Ese día, a eso de las 4 de la tarde luego de hacer sus tareas y bañarse, justo antes de comenzar a jugar, sonó el timbre de la casa azul donde vivía con su abuela y sus dos primitos, tenía unos 10 años viviendo con ellos, desde que sus padres se fueron con pasaje de solo ida disque a buscar mejor vida allá en el norte del continente. Rebecca fue a contestar, y hay le llego un paquete. A su nombre, con remitente al palacio sin realeza. La joven, que por su crianza tanto como por sus represiones era más una niña, había recibido de su excelentísimo un vestido amarillo de noche, este traía consigo una invitación a la fiesta anual realizada en el palacio para año nuevo. LA abuela la quiso ocultar, un alma tan bella, un cuerpecito tan frágil no puede ser tomado por semejante bestia. Nadie pudo ayudarlas. Rebecca se alisto, abrazo a los suyos, y como quien sabe que ya no hay porque razón mirar hacia detrás, se despidió.

Probablemente este sea el mejor decorado que esta joven haya podido ver en su vida, y tenía el “honor” de andar de brazos nada más que con el mismísimo mandatario del pueblo sin voz. Paso la noche, como quien sabe que era ya la última, pero sin arriesgar a nadie.

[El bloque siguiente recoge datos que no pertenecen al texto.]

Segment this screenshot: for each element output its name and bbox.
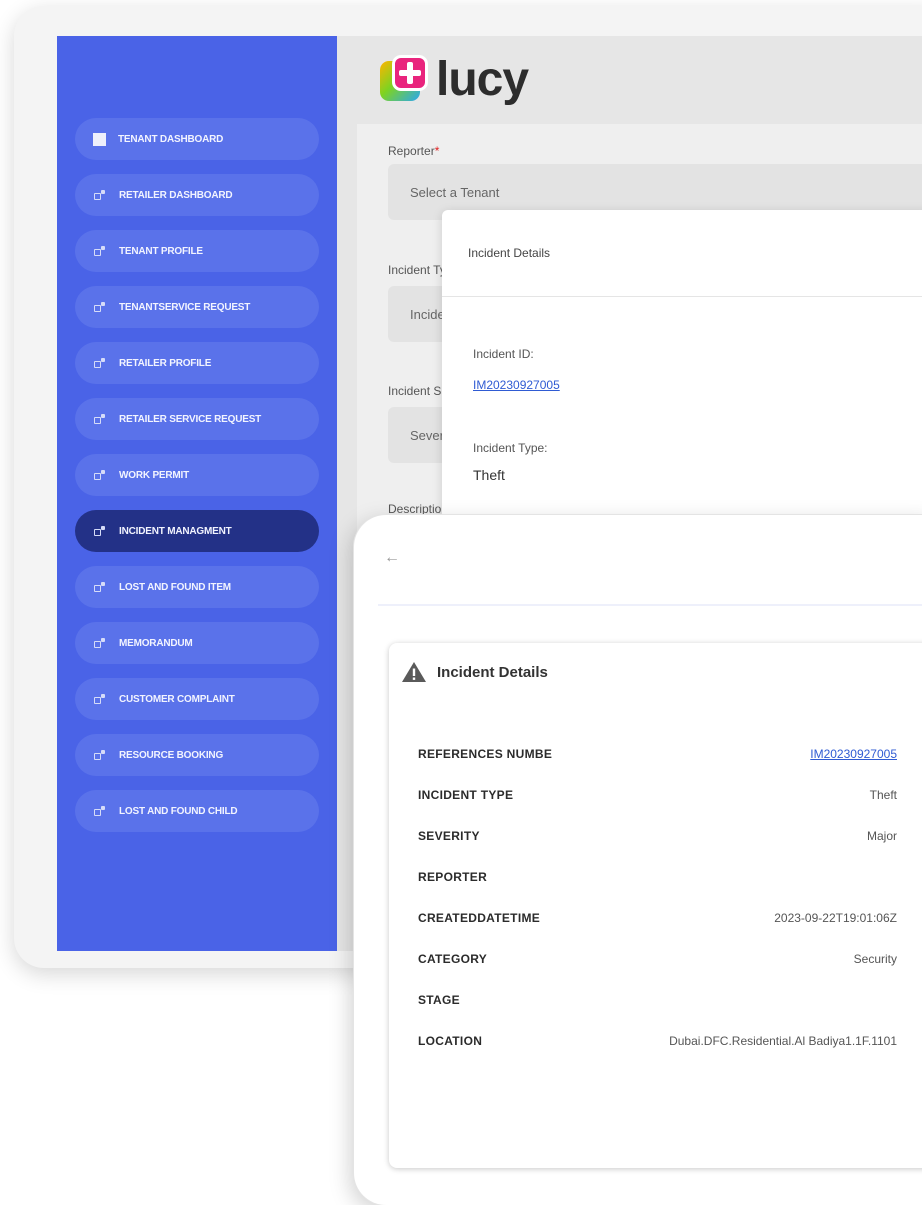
module-icon bbox=[93, 636, 107, 650]
sidebar-item-label: TENANT DASHBOARD bbox=[118, 133, 224, 145]
module-icon bbox=[93, 412, 107, 426]
detail-value: Dubai.DFC.Residential.Al Badiya1.1F.1101 bbox=[669, 1034, 897, 1048]
detail-row-severity: SEVERITY Major bbox=[418, 829, 897, 849]
detail-row-category: CATEGORY Security bbox=[418, 952, 897, 972]
detail-row-stage: STAGE bbox=[418, 993, 897, 1013]
detail-key: STAGE bbox=[418, 993, 460, 1007]
module-icon bbox=[93, 804, 107, 818]
sidebar-item-memorandum[interactable]: MEMORANDUM bbox=[75, 622, 319, 664]
reporter-label: Reporter* bbox=[388, 144, 440, 158]
detail-key: CREATEDDATETIME bbox=[418, 911, 541, 925]
module-icon bbox=[93, 188, 107, 202]
sidebar-item-lost-and-found-child[interactable]: LOST AND FOUND CHILD bbox=[75, 790, 319, 832]
sidebar-item-label: RETAILER SERVICE REQUEST bbox=[119, 413, 262, 425]
sidebar-item-label: RETAILER DASHBOARD bbox=[119, 189, 233, 201]
detail-value: Major bbox=[866, 829, 897, 843]
module-icon bbox=[93, 244, 107, 258]
module-icon bbox=[93, 524, 107, 538]
sidebar-item-label: CUSTOMER COMPLAINT bbox=[119, 693, 235, 705]
logo-text: lucy bbox=[436, 53, 529, 106]
detail-row-location: LOCATION Dubai.DFC.Residential.Al Badiya… bbox=[418, 1034, 897, 1054]
arrow-left-icon[interactable]: ← bbox=[384, 549, 400, 567]
divider bbox=[378, 604, 922, 606]
sidebar-item-retailer-service-request[interactable]: RETAILER SERVICE REQUEST bbox=[75, 398, 319, 440]
incident-id-label: Incident ID: bbox=[473, 347, 534, 361]
incident-id-link[interactable]: IM20230927005 bbox=[473, 378, 560, 392]
sidebar-item-label: TENANT PROFILE bbox=[119, 245, 203, 257]
sidebar-item-label: RETAILER PROFILE bbox=[119, 357, 212, 369]
required-mark: * bbox=[434, 144, 440, 158]
sidebar-item-tenant-service-request[interactable]: TENANTSERVICE REQUEST bbox=[75, 286, 319, 328]
detail-key: LOCATION bbox=[418, 1034, 483, 1048]
incident-details-panel: Incident Details REFERENCES NUMBE IM2023… bbox=[389, 643, 922, 1168]
detail-key: CATEGORY bbox=[418, 952, 488, 966]
sidebar: TENANT DASHBOARD RETAILER DASHBOARD TENA… bbox=[57, 36, 337, 951]
sidebar-item-retailer-dashboard[interactable]: RETAILER DASHBOARD bbox=[75, 174, 319, 216]
module-icon bbox=[93, 356, 107, 370]
front-tablet: ← Incident Details REFERENCES NUMBE IM20… bbox=[354, 515, 922, 1205]
panel-header: Incident Details bbox=[401, 661, 548, 683]
detail-row-incident-type: INCIDENT TYPE Theft bbox=[418, 788, 897, 808]
sidebar-item-label: RESOURCE BOOKING bbox=[119, 749, 224, 761]
card-title: Incident Details bbox=[468, 246, 551, 260]
incident-severity-label: Incident S bbox=[388, 384, 442, 398]
reference-number-link[interactable]: IM20230927005 bbox=[810, 747, 897, 761]
detail-row-reporter: REPORTER bbox=[418, 870, 897, 890]
incident-type-label: Incident Type: bbox=[473, 441, 548, 455]
sidebar-item-label: WORK PERMIT bbox=[119, 469, 190, 481]
logo-icon bbox=[380, 55, 430, 105]
panel-title: Incident Details bbox=[437, 663, 548, 681]
description-label: Descriptio bbox=[388, 502, 442, 516]
module-icon bbox=[93, 748, 107, 762]
warning-icon bbox=[402, 662, 426, 682]
detail-row-reference: REFERENCES NUMBE IM20230927005 bbox=[418, 747, 897, 767]
sidebar-item-resource-booking[interactable]: RESOURCE BOOKING bbox=[75, 734, 319, 776]
reporter-placeholder: Select a Tenant bbox=[410, 184, 500, 200]
sidebar-item-tenant-dashboard[interactable]: TENANT DASHBOARD bbox=[75, 118, 319, 160]
incident-type-label: Incident Ty bbox=[388, 263, 446, 277]
module-icon bbox=[93, 692, 107, 706]
detail-key: REPORTER bbox=[418, 870, 488, 884]
sidebar-item-lost-and-found-item[interactable]: LOST AND FOUND ITEM bbox=[75, 566, 319, 608]
detail-value: 2023-09-22T19:01:06Z bbox=[774, 911, 897, 925]
sidebar-item-label: TENANTSERVICE REQUEST bbox=[119, 301, 251, 313]
detail-key: INCIDENT TYPE bbox=[418, 788, 514, 802]
module-icon bbox=[93, 300, 107, 314]
sidebar-item-customer-complaint[interactable]: CUSTOMER COMPLAINT bbox=[75, 678, 319, 720]
module-icon bbox=[93, 580, 107, 594]
detail-value: Theft bbox=[869, 788, 897, 802]
sidebar-item-incident-management[interactable]: INCIDENT MANAGMENT bbox=[75, 510, 319, 552]
sidebar-item-label: LOST AND FOUND CHILD bbox=[119, 805, 238, 817]
sidebar-item-label: MEMORANDUM bbox=[119, 637, 193, 649]
sidebar-item-tenant-profile[interactable]: TENANT PROFILE bbox=[75, 230, 319, 272]
divider bbox=[442, 296, 922, 297]
detail-key: SEVERITY bbox=[418, 829, 480, 843]
sidebar-item-label: INCIDENT MANAGMENT bbox=[119, 525, 232, 537]
incident-details-card: Incident Details Incident ID: IM20230927… bbox=[442, 210, 922, 550]
module-icon bbox=[93, 468, 107, 482]
app-logo: lucy bbox=[380, 52, 529, 108]
square-icon bbox=[93, 132, 106, 146]
sidebar-item-label: LOST AND FOUND ITEM bbox=[119, 581, 231, 593]
sidebar-item-retailer-profile[interactable]: RETAILER PROFILE bbox=[75, 342, 319, 384]
detail-value: Security bbox=[853, 952, 897, 966]
incident-type-value: Theft bbox=[473, 467, 505, 483]
detail-row-created: CREATEDDATETIME 2023-09-22T19:01:06Z bbox=[418, 911, 897, 931]
sidebar-item-work-permit[interactable]: WORK PERMIT bbox=[75, 454, 319, 496]
detail-key: REFERENCES NUMBE bbox=[418, 747, 553, 761]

Al llegar al aposento, donde debía aguardar a ser desflorada, respiro profundamente, y pensó en todo aquello con lo cual Dios la había bendecido. Entra la bestia, sin seducción, sin pasión, sin siquiera respeto, le penetras el cuerpo, los sentidos y el alma. La deja vacía. Dejo eso hermosos ojos sin brillo, y el cuerpo manchado de un rojo igual o más vivo que sus delicados rizos. No basta solo la humillación sino que se debe hacer sufrir y hacerse el sordo, envidiar, moverse por la falta de carácter. Por eso ella no es ya mas Rebecca, sino nadie, tal como lo son las demás.